So I’ve tried Ezra’s “ez_where” and InVisible’s “where” plugins, but in the end I just couldn’t get past the hackish feeling I got when I used them.

I liked the concept that Ezra built—trying to make a domain-specific language for a where clause in Ruby—but the result felt like a heavy-weight addition to a small but common problem. In addition, I had trouble memorizing which Ruby operators mapped to which SQL operators in fringe cases.

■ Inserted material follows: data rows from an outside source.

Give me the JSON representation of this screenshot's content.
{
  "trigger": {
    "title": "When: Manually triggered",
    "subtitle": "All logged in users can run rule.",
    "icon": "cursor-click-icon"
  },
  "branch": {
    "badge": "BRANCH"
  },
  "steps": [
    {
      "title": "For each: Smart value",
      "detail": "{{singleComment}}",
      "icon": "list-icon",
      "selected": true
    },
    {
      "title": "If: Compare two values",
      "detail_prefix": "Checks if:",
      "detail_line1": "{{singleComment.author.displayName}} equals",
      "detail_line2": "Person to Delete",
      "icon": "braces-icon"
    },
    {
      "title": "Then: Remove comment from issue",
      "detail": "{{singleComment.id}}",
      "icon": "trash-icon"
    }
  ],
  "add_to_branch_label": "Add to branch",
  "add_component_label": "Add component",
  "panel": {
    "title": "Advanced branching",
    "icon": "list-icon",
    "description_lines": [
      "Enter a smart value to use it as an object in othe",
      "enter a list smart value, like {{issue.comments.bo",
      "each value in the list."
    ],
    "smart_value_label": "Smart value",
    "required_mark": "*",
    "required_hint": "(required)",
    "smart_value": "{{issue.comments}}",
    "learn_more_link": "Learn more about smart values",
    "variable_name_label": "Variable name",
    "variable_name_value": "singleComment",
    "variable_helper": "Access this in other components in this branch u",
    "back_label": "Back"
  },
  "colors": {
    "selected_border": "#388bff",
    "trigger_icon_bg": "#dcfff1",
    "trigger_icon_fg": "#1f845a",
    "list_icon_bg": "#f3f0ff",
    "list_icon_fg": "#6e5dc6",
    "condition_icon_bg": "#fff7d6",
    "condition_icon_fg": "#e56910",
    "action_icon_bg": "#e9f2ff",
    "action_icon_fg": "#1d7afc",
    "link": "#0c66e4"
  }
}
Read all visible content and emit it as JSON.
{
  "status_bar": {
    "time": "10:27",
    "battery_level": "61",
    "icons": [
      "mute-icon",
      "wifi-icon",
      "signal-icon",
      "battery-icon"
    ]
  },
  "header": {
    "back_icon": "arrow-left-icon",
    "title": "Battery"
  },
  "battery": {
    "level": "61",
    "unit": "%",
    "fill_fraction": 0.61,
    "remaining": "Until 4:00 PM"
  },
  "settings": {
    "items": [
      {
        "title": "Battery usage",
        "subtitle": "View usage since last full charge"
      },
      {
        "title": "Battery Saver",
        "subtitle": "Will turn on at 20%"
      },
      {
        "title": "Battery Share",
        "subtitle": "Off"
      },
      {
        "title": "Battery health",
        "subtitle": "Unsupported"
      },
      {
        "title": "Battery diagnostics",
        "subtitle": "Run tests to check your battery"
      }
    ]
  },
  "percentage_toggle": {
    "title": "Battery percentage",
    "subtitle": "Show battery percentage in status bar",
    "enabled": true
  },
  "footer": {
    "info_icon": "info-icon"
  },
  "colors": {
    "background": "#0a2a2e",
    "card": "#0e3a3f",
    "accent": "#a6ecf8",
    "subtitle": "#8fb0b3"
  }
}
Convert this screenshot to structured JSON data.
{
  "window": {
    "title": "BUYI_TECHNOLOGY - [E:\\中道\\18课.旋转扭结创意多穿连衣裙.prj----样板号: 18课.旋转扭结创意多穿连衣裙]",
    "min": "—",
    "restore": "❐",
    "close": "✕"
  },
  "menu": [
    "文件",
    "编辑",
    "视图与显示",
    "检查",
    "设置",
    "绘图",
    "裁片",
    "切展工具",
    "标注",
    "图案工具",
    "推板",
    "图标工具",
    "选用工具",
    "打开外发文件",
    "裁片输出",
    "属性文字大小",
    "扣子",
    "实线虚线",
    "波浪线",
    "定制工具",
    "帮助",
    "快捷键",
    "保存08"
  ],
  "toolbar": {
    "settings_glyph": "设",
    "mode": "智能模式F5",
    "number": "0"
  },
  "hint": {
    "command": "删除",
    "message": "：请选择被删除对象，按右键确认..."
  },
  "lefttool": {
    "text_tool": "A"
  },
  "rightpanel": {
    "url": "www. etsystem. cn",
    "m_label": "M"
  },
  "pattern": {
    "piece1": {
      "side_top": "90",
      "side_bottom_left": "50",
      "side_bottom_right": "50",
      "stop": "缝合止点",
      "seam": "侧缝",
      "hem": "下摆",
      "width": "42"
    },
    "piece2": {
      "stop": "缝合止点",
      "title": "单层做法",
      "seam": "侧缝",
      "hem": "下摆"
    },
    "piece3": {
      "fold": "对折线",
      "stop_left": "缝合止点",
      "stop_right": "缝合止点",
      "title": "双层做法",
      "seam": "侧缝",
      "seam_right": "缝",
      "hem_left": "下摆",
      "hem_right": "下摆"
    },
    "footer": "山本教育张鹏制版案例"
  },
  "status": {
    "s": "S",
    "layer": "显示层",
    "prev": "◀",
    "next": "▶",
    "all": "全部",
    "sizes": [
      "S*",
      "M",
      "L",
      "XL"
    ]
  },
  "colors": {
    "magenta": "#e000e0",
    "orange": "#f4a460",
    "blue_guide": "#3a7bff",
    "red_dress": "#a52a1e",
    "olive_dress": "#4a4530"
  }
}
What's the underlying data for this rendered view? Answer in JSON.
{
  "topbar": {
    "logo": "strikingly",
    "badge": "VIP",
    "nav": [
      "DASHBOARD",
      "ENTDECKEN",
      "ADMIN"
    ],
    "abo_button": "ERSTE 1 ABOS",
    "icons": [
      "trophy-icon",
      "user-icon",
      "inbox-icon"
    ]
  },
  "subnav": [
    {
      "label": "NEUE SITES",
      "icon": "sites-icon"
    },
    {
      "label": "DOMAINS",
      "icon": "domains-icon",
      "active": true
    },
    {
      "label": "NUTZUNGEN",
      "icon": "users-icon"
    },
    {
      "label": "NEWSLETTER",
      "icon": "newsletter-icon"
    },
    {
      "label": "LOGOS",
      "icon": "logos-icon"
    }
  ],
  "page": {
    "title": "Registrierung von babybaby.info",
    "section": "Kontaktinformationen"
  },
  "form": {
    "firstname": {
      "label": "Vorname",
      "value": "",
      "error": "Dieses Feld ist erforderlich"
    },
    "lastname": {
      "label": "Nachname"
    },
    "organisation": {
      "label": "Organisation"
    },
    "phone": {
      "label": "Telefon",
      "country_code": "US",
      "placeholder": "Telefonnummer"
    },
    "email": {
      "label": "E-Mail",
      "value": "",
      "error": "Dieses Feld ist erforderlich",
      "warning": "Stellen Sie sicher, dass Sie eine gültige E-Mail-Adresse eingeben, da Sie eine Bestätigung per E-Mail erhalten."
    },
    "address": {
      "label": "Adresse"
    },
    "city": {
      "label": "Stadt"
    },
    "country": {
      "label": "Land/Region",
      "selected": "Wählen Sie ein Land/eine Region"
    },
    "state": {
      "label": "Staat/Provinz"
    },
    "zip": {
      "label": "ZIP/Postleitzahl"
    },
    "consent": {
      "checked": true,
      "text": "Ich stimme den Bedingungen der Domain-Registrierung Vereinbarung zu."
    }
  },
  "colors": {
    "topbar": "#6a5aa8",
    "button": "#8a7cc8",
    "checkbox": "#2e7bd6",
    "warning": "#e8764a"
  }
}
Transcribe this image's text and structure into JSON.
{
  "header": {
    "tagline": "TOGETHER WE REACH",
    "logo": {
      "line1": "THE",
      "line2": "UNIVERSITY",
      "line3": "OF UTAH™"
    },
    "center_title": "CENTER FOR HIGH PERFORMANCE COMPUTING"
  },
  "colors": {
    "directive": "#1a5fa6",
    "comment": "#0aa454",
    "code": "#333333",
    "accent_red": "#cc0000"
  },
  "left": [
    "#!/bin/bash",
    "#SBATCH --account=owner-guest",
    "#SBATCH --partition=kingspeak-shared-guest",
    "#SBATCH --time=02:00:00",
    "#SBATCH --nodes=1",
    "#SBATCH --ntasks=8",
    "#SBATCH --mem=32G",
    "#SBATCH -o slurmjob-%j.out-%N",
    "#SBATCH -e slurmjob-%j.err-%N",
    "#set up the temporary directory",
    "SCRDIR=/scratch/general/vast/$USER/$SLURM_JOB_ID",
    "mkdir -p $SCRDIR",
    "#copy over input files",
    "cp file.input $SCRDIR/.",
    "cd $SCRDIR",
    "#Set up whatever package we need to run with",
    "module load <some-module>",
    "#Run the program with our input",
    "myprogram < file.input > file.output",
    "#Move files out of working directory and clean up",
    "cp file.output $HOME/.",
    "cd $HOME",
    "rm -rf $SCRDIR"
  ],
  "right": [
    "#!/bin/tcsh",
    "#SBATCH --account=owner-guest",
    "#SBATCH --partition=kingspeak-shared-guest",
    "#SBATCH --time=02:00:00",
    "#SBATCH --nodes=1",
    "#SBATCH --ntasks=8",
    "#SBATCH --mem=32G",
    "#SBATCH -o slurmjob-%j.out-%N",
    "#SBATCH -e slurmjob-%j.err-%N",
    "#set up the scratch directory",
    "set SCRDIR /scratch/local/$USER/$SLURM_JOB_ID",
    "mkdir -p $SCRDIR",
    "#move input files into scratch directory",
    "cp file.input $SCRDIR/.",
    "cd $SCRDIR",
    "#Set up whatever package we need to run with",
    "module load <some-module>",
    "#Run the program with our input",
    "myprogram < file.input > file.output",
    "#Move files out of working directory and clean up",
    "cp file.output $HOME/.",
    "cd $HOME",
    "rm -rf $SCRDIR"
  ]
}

Using InVisible’s “where” plugin was a bit of a relief, as it was lighter weight and the mapping was more direct; however, in order to test for a condition in the case where the column is in another table, I had to resort to a “send” method, like this:

    c = InVisible::Cond.new do
      send("permissions.value", params[:role])
    end

Which isn’t all that bad, but the inelegant solution gnawed at me for a while. Finally, I decided to make a “simplest-case” Condition class by re-using Ezra’s Cond class. The final outcome looks like this, and feels more Rubyesque to me:

    @invitees = @book.permitted_users \
      :conditions => Condition.block { |c|
        c << [ "permissions.value", params[:role] ] if params[:role]
      }

As with the InVisible::Cond class, you can do things like this:

cond = Condition.new do |c|
  c << [ "first_name", "like", "#{prefix}%" ] if prefix
  c << [ "verified", true ]
  c << [ "created_at", ">", 5.days.ago ]
end

cond.where
# => ["first_name like ? AND verified = ? AND created_at > ?", "dua%", true, "2006-10-18"]

users = User.find(:all, :conditions => cond.where)

My simple version of the plugin is available for download as a tar/gz file here.

Thanks to both Ezra and InVisible for their pioneer work!